Правее этого, с топором, начиналась новая картина: на поселок из приземистых, наверно, глиняных, домиков — они были с плоскими крышами и лепились, как соты, один к одному — мчалась конница. Всадники махали мечами и падали под ноги лошадям, пробитые насквозь стрелами тех, кто оборонялся.
Над ними, заворачиваясь кверху, был нарисован берег моря и корабль на якоре. От корабля плыли лодки с одетыми в латы и шлемы десантниками. С корабля били пушки, дым над пушками вис, как вата. Пушечки поменьше стреляли и с лодок, подходивших к берегу, с них стреляли и из тяжелых ружей, а на берегу отбивались от высадившихся латников полуголые индейцы с копьями. На берегу было навалено порядочно и латников, но индейцев пушки, попадая в кучу, просто косили.
Дальше шла уже предпоследняя война: воевали настоящие солдаты, их было очень много — как зерен в икре. Строчили пулеметы, ухали орудия здоровенных калибров, с аэропланов, похожих на деревянные рамки, падали бомбы. И всюду лежали убитые, а целую траншею задушенных газом Никольский нарисовал крупнее. Лица у задушенных были фиолетовые и от этого жуткие.
Кончалась картина кругом. Он был из трех слоев: снаружи сине-черный, блестящий, в середине розовый и внутри желто-белый, накаленный. В накаленном слое на равном расстоянии друг от друга были квадратные вырезы с острыми углами. Углы светились от жара.

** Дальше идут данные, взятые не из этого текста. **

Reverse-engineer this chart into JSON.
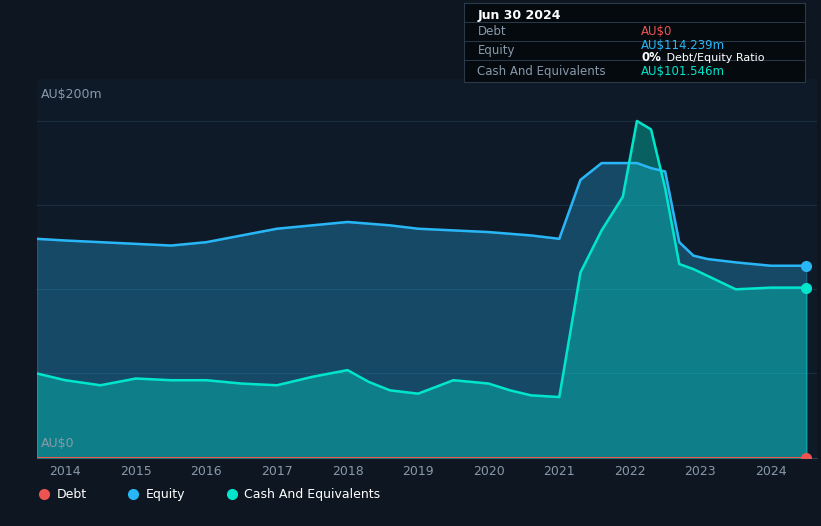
{
  "bg_color": "#0e1621",
  "plot_bg_color": "#0e1a27",
  "ylabel_200": "AU$200m",
  "ylabel_0": "AU$0",
  "equity_color": "#29b6f6",
  "cash_color": "#00e5cc",
  "debt_color": "#ef5350",
  "grid_color": "#1a3040",
  "years": [
    2013.6,
    2014.0,
    2014.5,
    2015.0,
    2015.5,
    2016.0,
    2016.5,
    2017.0,
    2017.5,
    2018.0,
    2018.3,
    2018.6,
    2019.0,
    2019.5,
    2020.0,
    2020.3,
    2020.6,
    2021.0,
    2021.3,
    2021.6,
    2021.9,
    2022.1,
    2022.3,
    2022.5,
    2022.7,
    2022.9,
    2023.1,
    2023.5,
    2024.0,
    2024.5
  ],
  "equity": [
    130,
    129,
    128,
    127,
    126,
    128,
    132,
    136,
    138,
    140,
    139,
    138,
    136,
    135,
    134,
    133,
    132,
    130,
    165,
    175,
    175,
    175,
    172,
    170,
    128,
    120,
    118,
    116,
    114,
    114
  ],
  "cash": [
    50,
    46,
    43,
    47,
    46,
    46,
    44,
    43,
    48,
    52,
    45,
    40,
    38,
    46,
    44,
    40,
    37,
    36,
    110,
    135,
    155,
    200,
    195,
    160,
    115,
    112,
    108,
    100,
    101,
    101
  ],
  "debt": [
    0,
    0,
    0,
    0,
    0,
    0,
    0,
    0,
    0,
    0,
    0,
    0,
    0,
    0,
    0,
    0,
    0,
    0,
    0,
    0,
    0,
    0,
    0,
    0,
    0,
    0,
    0,
    0,
    0,
    0
  ],
  "xlim": [
    2013.6,
    2024.65
  ],
  "ylim": [
    0,
    225
  ],
  "xticks": [
    2014,
    2015,
    2016,
    2017,
    2018,
    2019,
    2020,
    2021,
    2022,
    2023,
    2024
  ],
  "info_box": {
    "title": "Jun 30 2024",
    "debt_label": "Debt",
    "debt_value": "AU$0",
    "equity_label": "Equity",
    "equity_value": "AU$114.239m",
    "ratio_value": "0%",
    "ratio_suffix": " Debt/Equity Ratio",
    "cash_label": "Cash And Equivalents",
    "cash_value": "AU$101.546m"
  },
  "legend": [
    {
      "label": "Debt",
      "color": "#ef5350"
    },
    {
      "label": "Equity",
      "color": "#29b6f6"
    },
    {
      "label": "Cash And Equivalents",
      "color": "#00e5cc"
    }
  ]
}
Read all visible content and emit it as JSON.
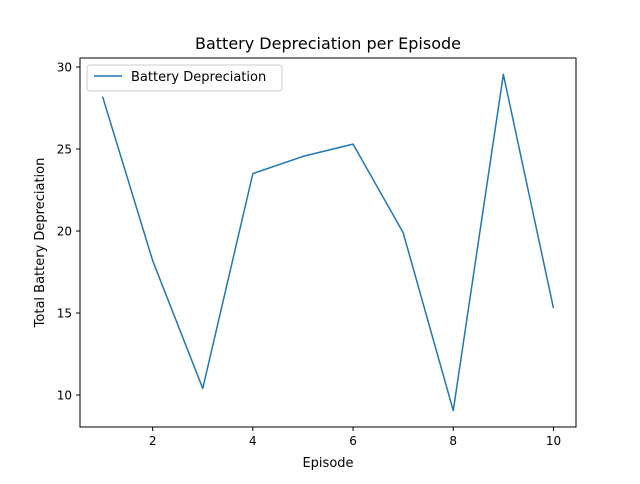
{
  "chart_data": {
    "type": "line",
    "title": "Battery Depreciation per Episode",
    "xlabel": "Episode",
    "ylabel": "Total Battery Depreciation",
    "x": [
      1,
      2,
      3,
      4,
      5,
      6,
      7,
      8,
      9,
      10
    ],
    "series": [
      {
        "name": "Battery Depreciation",
        "color": "#1f77b4",
        "values": [
          28.2,
          18.2,
          10.4,
          23.5,
          24.55,
          25.3,
          19.9,
          9.05,
          29.55,
          15.3
        ]
      }
    ],
    "xlim": [
      0.55,
      10.45
    ],
    "ylim": [
      8.05,
      30.55
    ],
    "xticks": [
      2,
      4,
      6,
      8,
      10
    ],
    "yticks": [
      10,
      15,
      20,
      25,
      30
    ],
    "grid": false,
    "legend_position": "upper-left"
  }
}
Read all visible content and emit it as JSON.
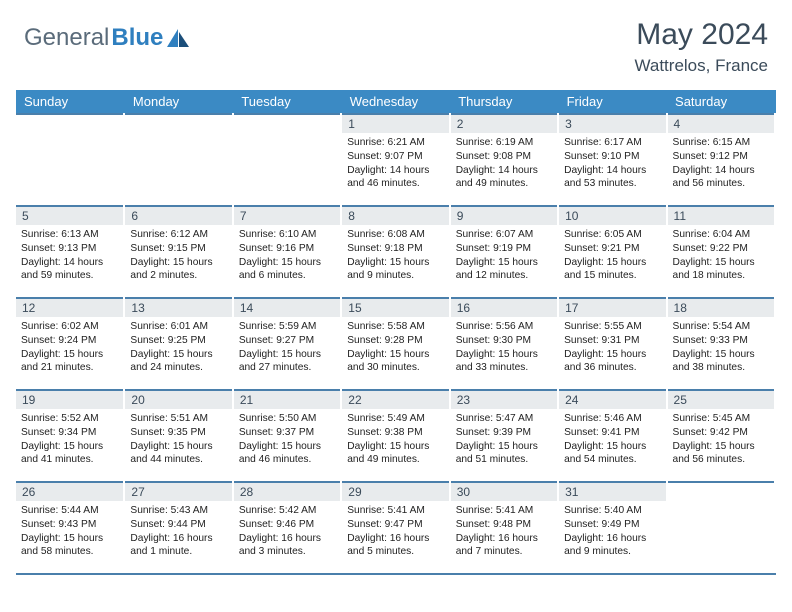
{
  "brand": {
    "part1": "General",
    "part2": "Blue"
  },
  "title": "May 2024",
  "location": "Wattrelos, France",
  "colors": {
    "header_bg": "#3b8ac4",
    "rule": "#4a7fab",
    "daynum_bg": "#e8ebed",
    "text_dark": "#3b4b5a",
    "brand_gray": "#5a6b7a",
    "brand_blue": "#2f7fbf"
  },
  "weekdays": [
    "Sunday",
    "Monday",
    "Tuesday",
    "Wednesday",
    "Thursday",
    "Friday",
    "Saturday"
  ],
  "weeks": [
    [
      {
        "n": "",
        "lines": []
      },
      {
        "n": "",
        "lines": []
      },
      {
        "n": "",
        "lines": []
      },
      {
        "n": "1",
        "lines": [
          "Sunrise: 6:21 AM",
          "Sunset: 9:07 PM",
          "Daylight: 14 hours",
          "and 46 minutes."
        ]
      },
      {
        "n": "2",
        "lines": [
          "Sunrise: 6:19 AM",
          "Sunset: 9:08 PM",
          "Daylight: 14 hours",
          "and 49 minutes."
        ]
      },
      {
        "n": "3",
        "lines": [
          "Sunrise: 6:17 AM",
          "Sunset: 9:10 PM",
          "Daylight: 14 hours",
          "and 53 minutes."
        ]
      },
      {
        "n": "4",
        "lines": [
          "Sunrise: 6:15 AM",
          "Sunset: 9:12 PM",
          "Daylight: 14 hours",
          "and 56 minutes."
        ]
      }
    ],
    [
      {
        "n": "5",
        "lines": [
          "Sunrise: 6:13 AM",
          "Sunset: 9:13 PM",
          "Daylight: 14 hours",
          "and 59 minutes."
        ]
      },
      {
        "n": "6",
        "lines": [
          "Sunrise: 6:12 AM",
          "Sunset: 9:15 PM",
          "Daylight: 15 hours",
          "and 2 minutes."
        ]
      },
      {
        "n": "7",
        "lines": [
          "Sunrise: 6:10 AM",
          "Sunset: 9:16 PM",
          "Daylight: 15 hours",
          "and 6 minutes."
        ]
      },
      {
        "n": "8",
        "lines": [
          "Sunrise: 6:08 AM",
          "Sunset: 9:18 PM",
          "Daylight: 15 hours",
          "and 9 minutes."
        ]
      },
      {
        "n": "9",
        "lines": [
          "Sunrise: 6:07 AM",
          "Sunset: 9:19 PM",
          "Daylight: 15 hours",
          "and 12 minutes."
        ]
      },
      {
        "n": "10",
        "lines": [
          "Sunrise: 6:05 AM",
          "Sunset: 9:21 PM",
          "Daylight: 15 hours",
          "and 15 minutes."
        ]
      },
      {
        "n": "11",
        "lines": [
          "Sunrise: 6:04 AM",
          "Sunset: 9:22 PM",
          "Daylight: 15 hours",
          "and 18 minutes."
        ]
      }
    ],
    [
      {
        "n": "12",
        "lines": [
          "Sunrise: 6:02 AM",
          "Sunset: 9:24 PM",
          "Daylight: 15 hours",
          "and 21 minutes."
        ]
      },
      {
        "n": "13",
        "lines": [
          "Sunrise: 6:01 AM",
          "Sunset: 9:25 PM",
          "Daylight: 15 hours",
          "and 24 minutes."
        ]
      },
      {
        "n": "14",
        "lines": [
          "Sunrise: 5:59 AM",
          "Sunset: 9:27 PM",
          "Daylight: 15 hours",
          "and 27 minutes."
        ]
      },
      {
        "n": "15",
        "lines": [
          "Sunrise: 5:58 AM",
          "Sunset: 9:28 PM",
          "Daylight: 15 hours",
          "and 30 minutes."
        ]
      },
      {
        "n": "16",
        "lines": [
          "Sunrise: 5:56 AM",
          "Sunset: 9:30 PM",
          "Daylight: 15 hours",
          "and 33 minutes."
        ]
      },
      {
        "n": "17",
        "lines": [
          "Sunrise: 5:55 AM",
          "Sunset: 9:31 PM",
          "Daylight: 15 hours",
          "and 36 minutes."
        ]
      },
      {
        "n": "18",
        "lines": [
          "Sunrise: 5:54 AM",
          "Sunset: 9:33 PM",
          "Daylight: 15 hours",
          "and 38 minutes."
        ]
      }
    ],
    [
      {
        "n": "19",
        "lines": [
          "Sunrise: 5:52 AM",
          "Sunset: 9:34 PM",
          "Daylight: 15 hours",
          "and 41 minutes."
        ]
      },
      {
        "n": "20",
        "lines": [
          "Sunrise: 5:51 AM",
          "Sunset: 9:35 PM",
          "Daylight: 15 hours",
          "and 44 minutes."
        ]
      },
      {
        "n": "21",
        "lines": [
          "Sunrise: 5:50 AM",
          "Sunset: 9:37 PM",
          "Daylight: 15 hours",
          "and 46 minutes."
        ]
      },
      {
        "n": "22",
        "lines": [
          "Sunrise: 5:49 AM",
          "Sunset: 9:38 PM",
          "Daylight: 15 hours",
          "and 49 minutes."
        ]
      },
      {
        "n": "23",
        "lines": [
          "Sunrise: 5:47 AM",
          "Sunset: 9:39 PM",
          "Daylight: 15 hours",
          "and 51 minutes."
        ]
      },
      {
        "n": "24",
        "lines": [
          "Sunrise: 5:46 AM",
          "Sunset: 9:41 PM",
          "Daylight: 15 hours",
          "and 54 minutes."
        ]
      },
      {
        "n": "25",
        "lines": [
          "Sunrise: 5:45 AM",
          "Sunset: 9:42 PM",
          "Daylight: 15 hours",
          "and 56 minutes."
        ]
      }
    ],
    [
      {
        "n": "26",
        "lines": [
          "Sunrise: 5:44 AM",
          "Sunset: 9:43 PM",
          "Daylight: 15 hours",
          "and 58 minutes."
        ]
      },
      {
        "n": "27",
        "lines": [
          "Sunrise: 5:43 AM",
          "Sunset: 9:44 PM",
          "Daylight: 16 hours",
          "and 1 minute."
        ]
      },
      {
        "n": "28",
        "lines": [
          "Sunrise: 5:42 AM",
          "Sunset: 9:46 PM",
          "Daylight: 16 hours",
          "and 3 minutes."
        ]
      },
      {
        "n": "29",
        "lines": [
          "Sunrise: 5:41 AM",
          "Sunset: 9:47 PM",
          "Daylight: 16 hours",
          "and 5 minutes."
        ]
      },
      {
        "n": "30",
        "lines": [
          "Sunrise: 5:41 AM",
          "Sunset: 9:48 PM",
          "Daylight: 16 hours",
          "and 7 minutes."
        ]
      },
      {
        "n": "31",
        "lines": [
          "Sunrise: 5:40 AM",
          "Sunset: 9:49 PM",
          "Daylight: 16 hours",
          "and 9 minutes."
        ]
      },
      {
        "n": "",
        "lines": []
      }
    ]
  ]
}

В кругу Никольский нарисовал часть того луга, который был перед ними. Трава, полевые цветы, высотка вдалеке, на ней за березами домики деревни, небо, облако, застывшее у горизонта, солнце, просвечивающее через него, были нарисованы очень точно. Нижний и боковые края этой картины расплывались и переходили в глобус с параллелями и меридианами. В кругу был земной шар с увеличенным кусочком его — лугом.
Посреди луга по высоте на треть стоял человек. О нем, очевидно, и говорил Бадяга, называя его рахитиком. Человек был голый, но в каске и с автоматом неизвестной системы — автомат имел штык, хотя ни к шмайсеру, ни к ППШ штык не полагается. Человек был хилым и слабым — узкие плечи, тонкие руки, впалая грудь, а голова его с трудом держала тяжелую каску. Человек смотрел с картины грустно, рот его был полуоткрыт, так и казалось, что человек сейчас скажет: «Я не хочу», или «Я не могу», или «Зачем», или «Не надо», или еще другие жалкие слова.
Игорь сделал несколько шагов в сторону и сбоку заглянул Никольскому в лицо. Оно было необычным — не тем, которое он помнил: слегка насмешливым, когда Никольский был не один, и задумчивым, когда он оставался сам с собой.
Сейчас оно было очень сосредоточенным и немного страдальческим. Тонкие темные брови Никольского сошлись к переносице, прищуренные глаза смотрели напряженно, будто вглядываясь во что-то исчезающее в темноте, лоб рассекала глубокая складка, а губы были плотно сжаты, словно, подняв большую тяжесть, Никольский держал ее из последних сил.